Eigenentwickelte KI-Modelle stellen nur einen sehr kleinen Anteil der Leistung des KI-Kompetenzzentrums dar. Dies liegt daran, dass die Entwicklung von maßgeschneiderten KI-Modellen sehr zeitaufwändig und ressourcenintensiv ist und oft nur für spezielle Anwendungen erforderlich ist. Daher konzentriert sich das KICC hauptsächlich auf die Integration und Anpassung vorhandener KI-Modelle, um schnell und effizient maßgeschneiderte KI-Services für Kunden bereitzustellen.

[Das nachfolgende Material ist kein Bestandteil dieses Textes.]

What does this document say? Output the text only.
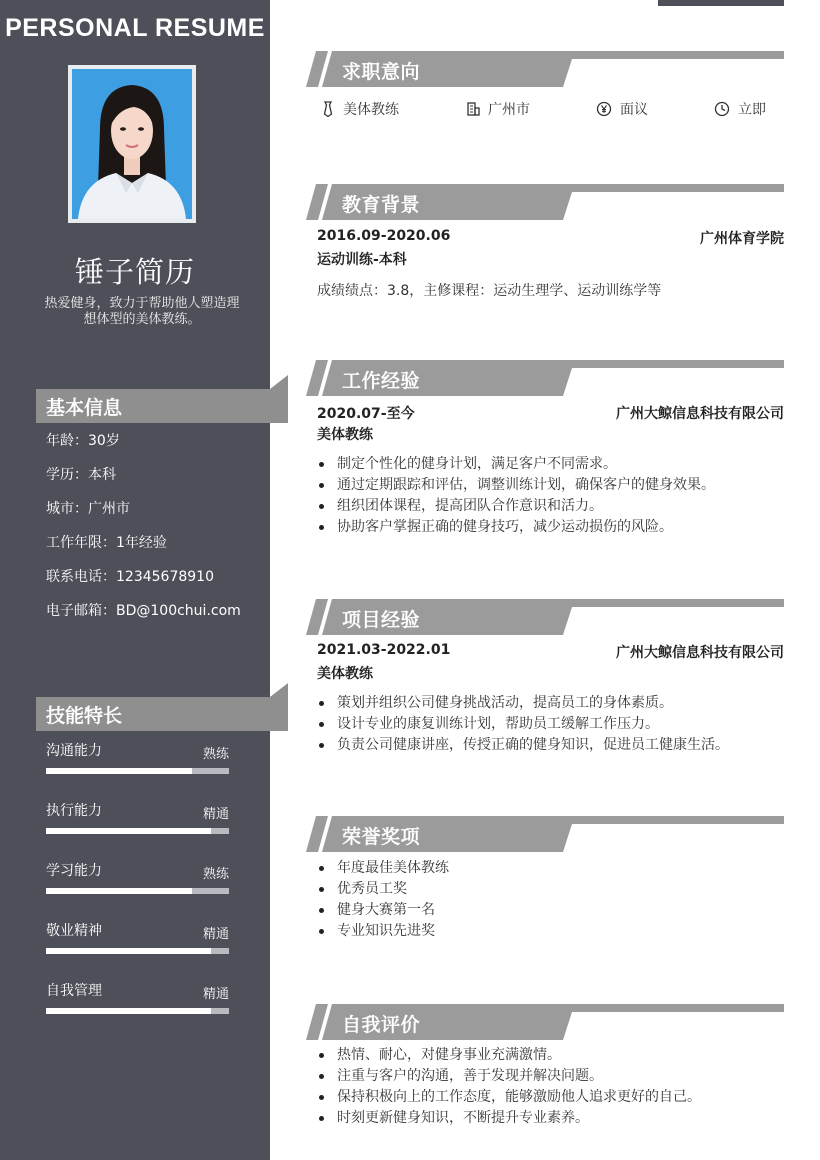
PERSONAL RESUME
锤子简历
热爱健身，致力于帮助他人塑造理想体型的美体教练。
基本信息
年龄：30岁
学历：本科
城市：广州市
工作年限：1年经验
联系电话：12345678910
电子邮箱：BD@100chui.com
技能特长
沟通能力	熟练
执行能力	精通
学习能力	熟练
敬业精神	精通
自我管理	精通
求职意向
美体教练	广州市	面议	立即
教育背景
2016.09-2020.06	广州体育学院
运动训练-本科
成绩绩点：3.8，主修课程：运动生理学、运动训练学等
工作经验
2020.07-至今	广州大鲸信息科技有限公司
美体教练
制定个性化的健身计划，满足客户不同需求。
通过定期跟踪和评估，调整训练计划，确保客户的健身效果。
组织团体课程，提高团队合作意识和活力。
协助客户掌握正确的健身技巧，减少运动损伤的风险。
项目经验
2021.03-2022.01	广州大鲸信息科技有限公司
美体教练
策划并组织公司健身挑战活动，提高员工的身体素质。
设计专业的康复训练计划，帮助员工缓解工作压力。
负责公司健康讲座，传授正确的健身知识，促进员工健康生活。
荣誉奖项
年度最佳美体教练
优秀员工奖
健身大赛第一名
专业知识先进奖
自我评价
热情、耐心，对健身事业充满激情。
注重与客户的沟通，善于发现并解决问题。
保持积极向上的工作态度，能够激励他人追求更好的自己。
时刻更新健身知识，不断提升专业素养。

Zusätzlich zu der Nutzung von Hyperscalern und Open-Source-Services führt das KI-Kompetenzzentrum Kooperationsprojekte mit Unternehmen und Hochschulen durch, um maßgeschneiderte KI-Lösungen zu entwickeln und zu implementieren. Darüber hinaus greift das KICC auf die Unterstützung externer Rahmenvertragspartner der Landeshauptstadt München und deren Tochtergesellschaften zurück. Diese Partner verfügen über spezialisierte Kenntnisse und Fähigkeiten im Bereich der KI-Entwicklung und können bei Bedarf in den Entwicklungsprozess einbezogen werden, um das KICC bei der Erstellung maßgeschneiderter KI-Services zu unterstützen. Durch diese Zusammenarbeit kann das KICC sicherstellen, dass seine Leistungen stets auf dem neuesten Stand der Technik sind und den Bedürfnissen seiner Kunden entsprechen.
Frage 5:
Welche am Markt verfügbaren KI-Lösungen sollen eingesetzt werden?
Antwort:
Der Markt für KI-Lösungen unterliegt einem rasanten Wandel, so dass Planungen meist bereits nach einigen Monaten aktualisiert werden müssen.Nachfolgend findet sich eine Auswahl wichtiger KI-Lösungen, deren Einbindung in 2024 geplant ist:
- Azure OpenAI Service
- Azure AI Search
- Hugging Face KI-Modelle
- Inputmanagement (Kauflösung) mit integrierter KI-Komponente.